Key value for chemical safety assessment

Carcinogenicity: via oral route

Endpoint conclusion
Dose descriptor:
NOAEL
67 mg/kg bw/day

Justification for classification or non-classification

No classification for carcinogenicity is proposed. there is no evidence that the substance is carcinogenic.

Additional information

No evidence of carcinogenicity was seen in a rat dietary study with ammonium sulphate (Ota et al, 2006). The NOAEL for this study was 0.6% (dietary level) equivalent to 256 and 284 mg/kg bw/day in males and females respectively [67 and 74 mg/kg bw/d ammonia equivalents].

In a non-standard mechanistic assay, Tsuji et al (1992) exposed MNNG-initiated rats to 0.01% ammonia solution via drinking water. Gastritis was seen in all animals, indicating a local irritnat effect. The incidence of gastric tumours was increased in treated animals, suggesting that ammonia may be acting as a promoter of carcinogenesis.
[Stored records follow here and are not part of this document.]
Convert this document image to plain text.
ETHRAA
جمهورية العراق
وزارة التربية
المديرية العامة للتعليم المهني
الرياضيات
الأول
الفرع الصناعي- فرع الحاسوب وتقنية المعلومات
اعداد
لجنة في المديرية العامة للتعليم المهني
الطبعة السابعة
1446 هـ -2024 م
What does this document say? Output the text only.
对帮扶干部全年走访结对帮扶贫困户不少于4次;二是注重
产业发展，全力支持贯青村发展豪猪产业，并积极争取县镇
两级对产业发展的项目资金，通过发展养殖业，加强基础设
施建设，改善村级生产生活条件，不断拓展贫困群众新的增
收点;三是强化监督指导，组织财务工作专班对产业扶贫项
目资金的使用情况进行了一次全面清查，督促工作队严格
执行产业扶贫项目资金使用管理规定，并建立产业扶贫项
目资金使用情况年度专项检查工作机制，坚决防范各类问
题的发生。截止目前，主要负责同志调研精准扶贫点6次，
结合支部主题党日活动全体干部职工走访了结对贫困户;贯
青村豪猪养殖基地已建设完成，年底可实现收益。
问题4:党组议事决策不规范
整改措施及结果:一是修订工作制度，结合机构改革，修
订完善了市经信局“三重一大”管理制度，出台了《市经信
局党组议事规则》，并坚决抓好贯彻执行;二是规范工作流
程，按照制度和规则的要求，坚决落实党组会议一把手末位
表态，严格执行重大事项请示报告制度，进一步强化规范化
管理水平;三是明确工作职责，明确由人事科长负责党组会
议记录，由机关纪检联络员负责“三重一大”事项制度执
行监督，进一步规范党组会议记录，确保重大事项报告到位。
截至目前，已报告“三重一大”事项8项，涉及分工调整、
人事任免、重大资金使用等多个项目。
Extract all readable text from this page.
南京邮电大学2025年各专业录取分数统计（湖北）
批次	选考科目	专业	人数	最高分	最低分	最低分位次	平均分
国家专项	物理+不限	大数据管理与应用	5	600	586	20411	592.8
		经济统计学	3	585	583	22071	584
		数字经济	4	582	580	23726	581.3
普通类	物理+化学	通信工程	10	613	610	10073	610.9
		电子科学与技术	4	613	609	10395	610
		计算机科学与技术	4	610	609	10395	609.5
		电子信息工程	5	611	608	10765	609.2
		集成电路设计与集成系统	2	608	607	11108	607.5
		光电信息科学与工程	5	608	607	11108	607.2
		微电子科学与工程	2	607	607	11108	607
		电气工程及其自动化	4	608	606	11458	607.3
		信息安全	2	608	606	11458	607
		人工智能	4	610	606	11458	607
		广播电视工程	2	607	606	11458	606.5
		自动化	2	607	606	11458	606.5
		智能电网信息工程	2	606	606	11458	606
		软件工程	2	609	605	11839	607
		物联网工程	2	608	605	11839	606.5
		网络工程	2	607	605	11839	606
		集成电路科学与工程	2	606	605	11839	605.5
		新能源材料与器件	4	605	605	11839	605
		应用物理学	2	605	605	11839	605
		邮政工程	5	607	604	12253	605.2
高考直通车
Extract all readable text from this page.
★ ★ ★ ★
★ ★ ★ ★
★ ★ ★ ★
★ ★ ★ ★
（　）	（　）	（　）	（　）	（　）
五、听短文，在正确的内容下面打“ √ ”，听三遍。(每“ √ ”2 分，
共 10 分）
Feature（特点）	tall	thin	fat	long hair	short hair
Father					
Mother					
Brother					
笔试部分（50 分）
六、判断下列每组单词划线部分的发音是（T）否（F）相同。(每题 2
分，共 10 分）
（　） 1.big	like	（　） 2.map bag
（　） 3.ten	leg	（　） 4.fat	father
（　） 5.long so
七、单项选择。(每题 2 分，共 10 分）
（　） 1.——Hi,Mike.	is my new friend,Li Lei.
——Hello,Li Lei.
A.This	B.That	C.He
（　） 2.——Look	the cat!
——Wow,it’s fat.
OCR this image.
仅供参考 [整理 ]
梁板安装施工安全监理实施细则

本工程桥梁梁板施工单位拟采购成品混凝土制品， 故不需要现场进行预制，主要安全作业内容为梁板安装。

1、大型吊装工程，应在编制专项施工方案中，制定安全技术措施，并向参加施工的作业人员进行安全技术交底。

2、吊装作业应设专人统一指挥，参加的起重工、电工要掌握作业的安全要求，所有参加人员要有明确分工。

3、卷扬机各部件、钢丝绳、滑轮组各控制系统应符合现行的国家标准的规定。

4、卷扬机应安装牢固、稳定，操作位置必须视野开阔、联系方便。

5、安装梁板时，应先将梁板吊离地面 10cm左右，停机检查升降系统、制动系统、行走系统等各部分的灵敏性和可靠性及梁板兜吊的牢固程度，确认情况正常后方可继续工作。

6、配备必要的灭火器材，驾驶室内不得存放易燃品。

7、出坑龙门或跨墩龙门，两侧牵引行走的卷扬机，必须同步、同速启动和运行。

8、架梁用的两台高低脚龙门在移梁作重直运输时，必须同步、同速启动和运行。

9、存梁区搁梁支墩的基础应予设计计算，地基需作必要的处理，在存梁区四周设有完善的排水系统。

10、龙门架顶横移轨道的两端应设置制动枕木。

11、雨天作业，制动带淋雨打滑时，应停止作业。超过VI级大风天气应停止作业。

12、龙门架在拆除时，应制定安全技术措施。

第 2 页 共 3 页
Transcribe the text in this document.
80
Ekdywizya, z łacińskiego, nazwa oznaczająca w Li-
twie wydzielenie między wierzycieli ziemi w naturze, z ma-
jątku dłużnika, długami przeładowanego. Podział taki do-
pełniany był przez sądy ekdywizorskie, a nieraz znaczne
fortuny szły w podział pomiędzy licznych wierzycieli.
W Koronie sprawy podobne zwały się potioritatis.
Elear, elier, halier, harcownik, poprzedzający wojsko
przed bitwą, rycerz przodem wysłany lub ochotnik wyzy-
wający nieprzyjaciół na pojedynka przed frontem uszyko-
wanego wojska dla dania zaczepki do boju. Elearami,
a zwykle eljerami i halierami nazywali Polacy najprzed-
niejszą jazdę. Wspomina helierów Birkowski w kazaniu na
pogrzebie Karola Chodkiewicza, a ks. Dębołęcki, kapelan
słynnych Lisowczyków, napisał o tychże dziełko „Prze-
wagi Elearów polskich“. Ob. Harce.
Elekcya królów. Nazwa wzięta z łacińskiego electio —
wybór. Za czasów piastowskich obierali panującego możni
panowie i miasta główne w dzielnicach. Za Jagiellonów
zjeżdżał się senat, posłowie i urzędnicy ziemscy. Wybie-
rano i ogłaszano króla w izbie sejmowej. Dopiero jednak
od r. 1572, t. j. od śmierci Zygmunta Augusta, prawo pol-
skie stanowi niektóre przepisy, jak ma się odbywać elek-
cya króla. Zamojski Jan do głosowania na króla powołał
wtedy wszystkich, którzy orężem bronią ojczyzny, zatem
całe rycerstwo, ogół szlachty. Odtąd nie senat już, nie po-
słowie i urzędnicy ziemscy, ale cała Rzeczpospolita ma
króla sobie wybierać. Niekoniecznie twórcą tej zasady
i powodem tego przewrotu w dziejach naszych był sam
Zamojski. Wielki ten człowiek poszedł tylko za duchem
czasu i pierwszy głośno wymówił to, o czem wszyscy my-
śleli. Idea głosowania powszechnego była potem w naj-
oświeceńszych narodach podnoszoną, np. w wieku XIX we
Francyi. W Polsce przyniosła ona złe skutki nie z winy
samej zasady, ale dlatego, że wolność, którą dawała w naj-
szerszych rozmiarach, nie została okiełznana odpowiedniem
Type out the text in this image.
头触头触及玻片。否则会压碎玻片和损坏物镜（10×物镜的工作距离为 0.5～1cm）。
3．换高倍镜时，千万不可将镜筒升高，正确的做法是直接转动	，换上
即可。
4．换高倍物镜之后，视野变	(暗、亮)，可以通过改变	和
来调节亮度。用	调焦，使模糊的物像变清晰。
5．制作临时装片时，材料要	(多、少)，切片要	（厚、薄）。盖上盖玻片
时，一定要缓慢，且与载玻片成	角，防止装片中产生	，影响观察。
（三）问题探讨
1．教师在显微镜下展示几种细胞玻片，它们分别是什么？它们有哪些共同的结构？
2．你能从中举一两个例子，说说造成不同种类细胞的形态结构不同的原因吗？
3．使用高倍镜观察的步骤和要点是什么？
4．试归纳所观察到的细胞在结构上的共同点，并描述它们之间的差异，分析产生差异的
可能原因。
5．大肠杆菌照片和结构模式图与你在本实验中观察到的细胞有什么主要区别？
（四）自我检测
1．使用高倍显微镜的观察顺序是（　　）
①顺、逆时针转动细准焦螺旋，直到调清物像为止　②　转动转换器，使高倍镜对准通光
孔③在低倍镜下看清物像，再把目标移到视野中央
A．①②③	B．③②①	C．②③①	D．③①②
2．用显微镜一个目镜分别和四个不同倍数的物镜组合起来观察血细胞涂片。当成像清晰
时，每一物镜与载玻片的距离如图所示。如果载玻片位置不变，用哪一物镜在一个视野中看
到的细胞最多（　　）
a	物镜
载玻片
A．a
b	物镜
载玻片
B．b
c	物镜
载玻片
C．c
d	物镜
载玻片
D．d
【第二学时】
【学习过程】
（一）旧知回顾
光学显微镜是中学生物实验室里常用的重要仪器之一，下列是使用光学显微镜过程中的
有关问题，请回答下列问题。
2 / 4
Solutions of hydrazine as 0.001%, methylhydrazine as 0.01%, methylhydrazine sulfate as 0.001%, and ammonium hydroxide as 0.3, 0.2 and 0.1% were administered continuously in the drinking water of 5- and 6-week-old randomly bred Swiss mice for their entire lifetime. Similarly ammonium hydroxide as a 0.1% solution was given to 7-week-old inbred C3H mice. Hydrazine and methylhydrazine sulfate significantly increased the incidence of lung tumors in Swiss mice, while methylhydrazine enhanced the development of this neoplasm by shortening its latent period. The ammonium hydroxide treatments in Swiss and C3H mice were, however, without carcinogenic effect, and did not inhibit the development of breast adenocarcinomas in C3H females, which are characteristic of these animals. The present study thus proves for the first time the carcinogenicity of methylhydrazine, provides further evidence of the tumor-inducing capability of hydrazine by itself and negates the possibility that the metabolite of hydrazine, ammonium hydroxide, could interfere in the development of neoplasia (Toth, 1972).